Ultimately, Gulfography.com is about you—those who stop by to just take a look, our photographers from around the world who are our lifeblood, and our fans that let us know someone hears us all loud and clear!  We hope to create a community and family of people who might not always see things the same way, but are at least willing to see things differently for even a brief moment.

If you are a photographer, we accept submission on an on-going basis and would love to see your work. You can email us low-res images or a link to your photos to: submissions@gulfography.com. We’re interested in work relevant to life in or about the Gulf region.  We’re especially drawn to work that’s both conceptually and aesthetically meaningful and even bold.  Our focus is on local photographers from the region, but we accept work from expats as well. 

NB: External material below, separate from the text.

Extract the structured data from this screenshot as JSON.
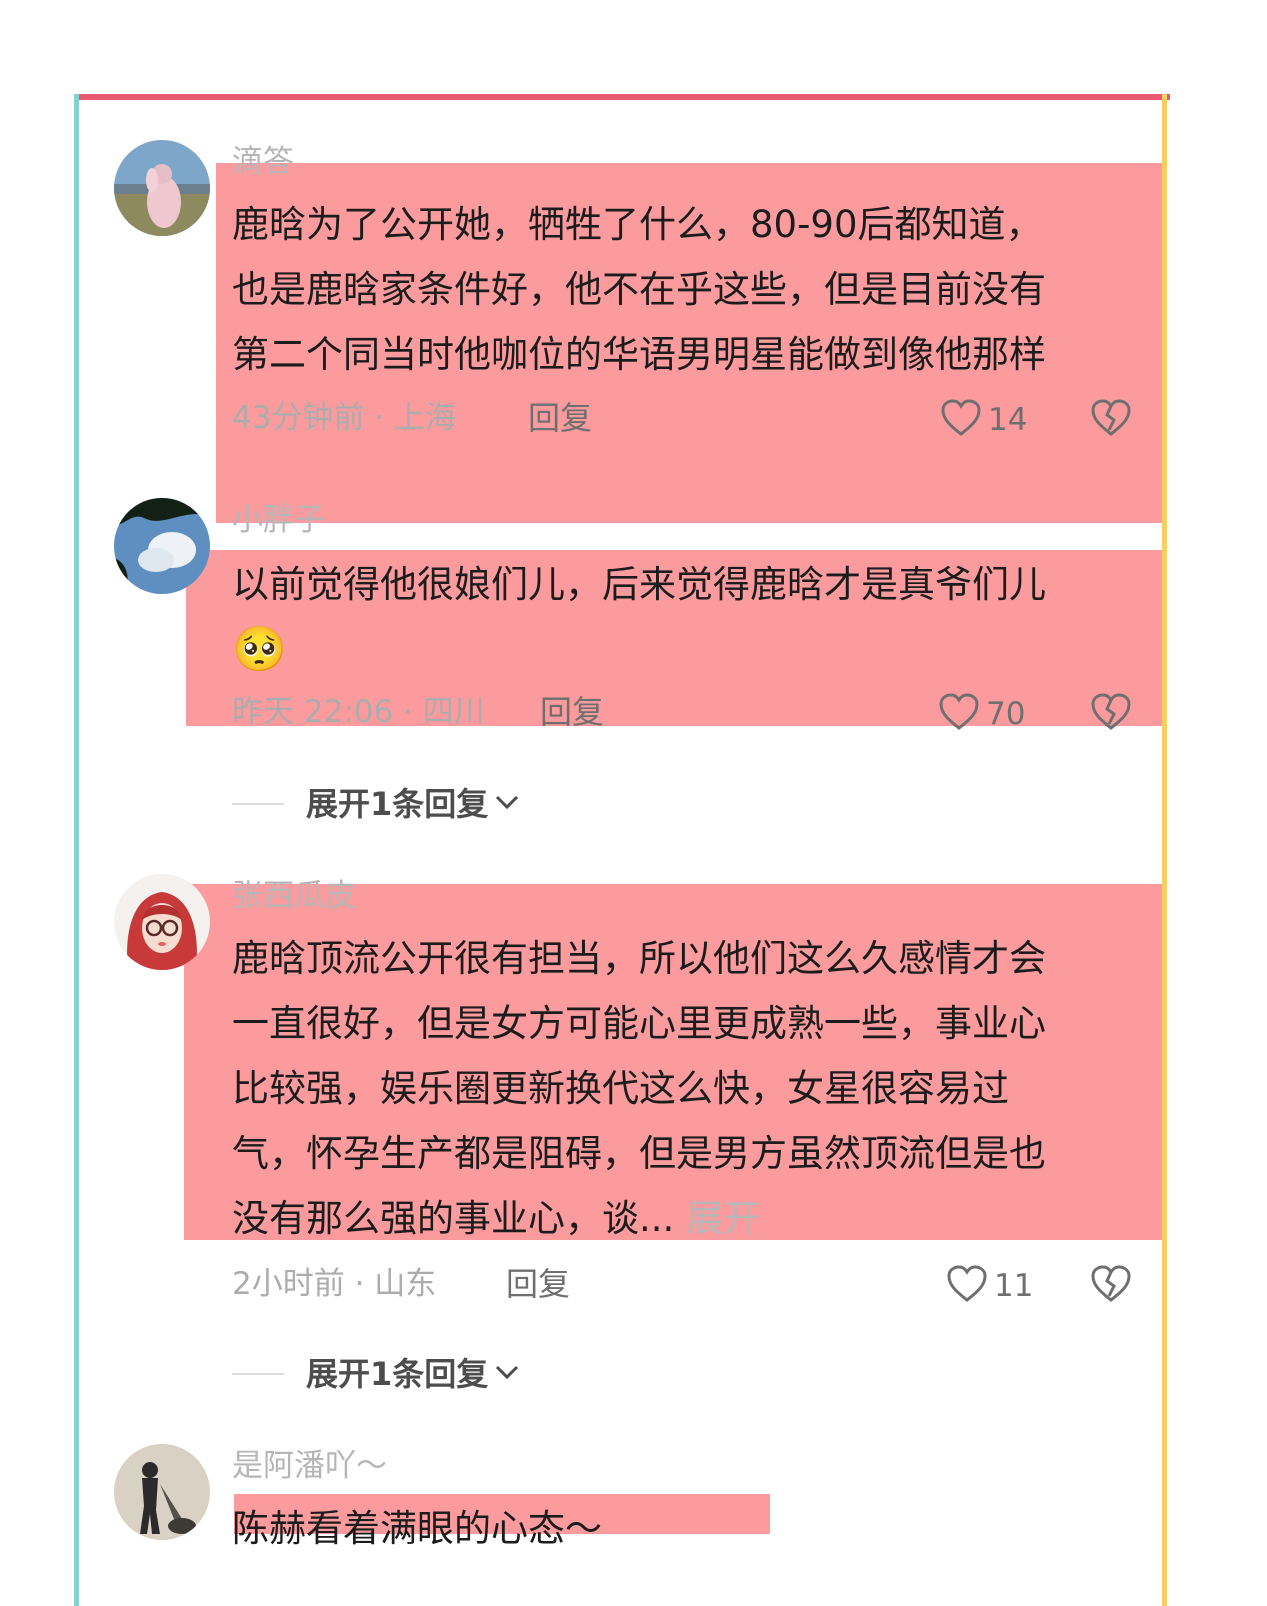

If you are an art appreciator, collector, or buyer, we look forward to working with you to select a limited edition print that is exactly what you're looking for.  It's an exiciting time in the Middle East art market right now and all emerging artists on our site are poised to be a big part of its future.

We encourage active feedback from everyone so if you have something to say, please speak up by going to the “Contact” tab, or post your thoughts on our blog.

 


Our Team

Shammi Samano Personal Picture

Shammi Samano, Co-Founder

A former college media professor, Shammi holds a master’s of fine arts from UCLA. Born in Baghdad, Iraq, she immigrated to the U.S. at age eight, without a word of English but eyes that took in everything, beginning a lifelong relationship with images, the “immigrant’s language.” She discovered filmmaking during the Gulf War when she found herself forced to face questions that were begging for answers. She has written and directed several films, including East, Anniversary, and Animal Stories, which have screened at international film festivals. Via films that portray the strange and sometimes even comedic experience of being an immigrant in the U.S., Shammi’s work demonstrates that while images speak a thousand words, 24 frames of them per second speak even more.

 While teaching media production in Dubai, she was welcomed into a world of local culture by her Emirati students. She produced the documentary Finding Mr. & Mrs. Right: Dubai Style and curated a photo exhibit entitled Privately, a progenitor of Gulfography. In this hyper-globalized world where communication is easy but connection difficult, information a keystroke away but the Truth out of reach, she cofounded Gulfography as way to speak to the immigrant in all of us that floats virtually off the ground—rootless, reaching for a new language that connects us to each other and a home where we finally belong.


 

 

Asma Al Kendi, Co-Founder 

Born and raised in the United Arab Emirates, a country whose population is 85 percent non-native, Asma Al Kendi was exposed to foreign cultures at an early age. Only a few months after receiving her bachelor’s degree in computer science from Dubai Women’s College, Asma moved to the United States for work. Asma quickly realized Americans have little understanding of the world she came from. The first question asked by the passport control officer at the San Francisco Airport was, “Where is Your Burqa?”

Asma identified a great need to explain that the Gulf region of the Middle East is more than Burqas, deserts, camels, and violence, and that women in the Gulf are just as strong, independent, and full of ambitions as women in the West. She cofounded Gulfography to make this point, combining her background in computer science and love of the arts. By creating a space for the people of the region to share their experience with the rest of the world, she hopes to build an artistic and technological bridge that connects us all through powerful, creative images that speak the language of the new generation.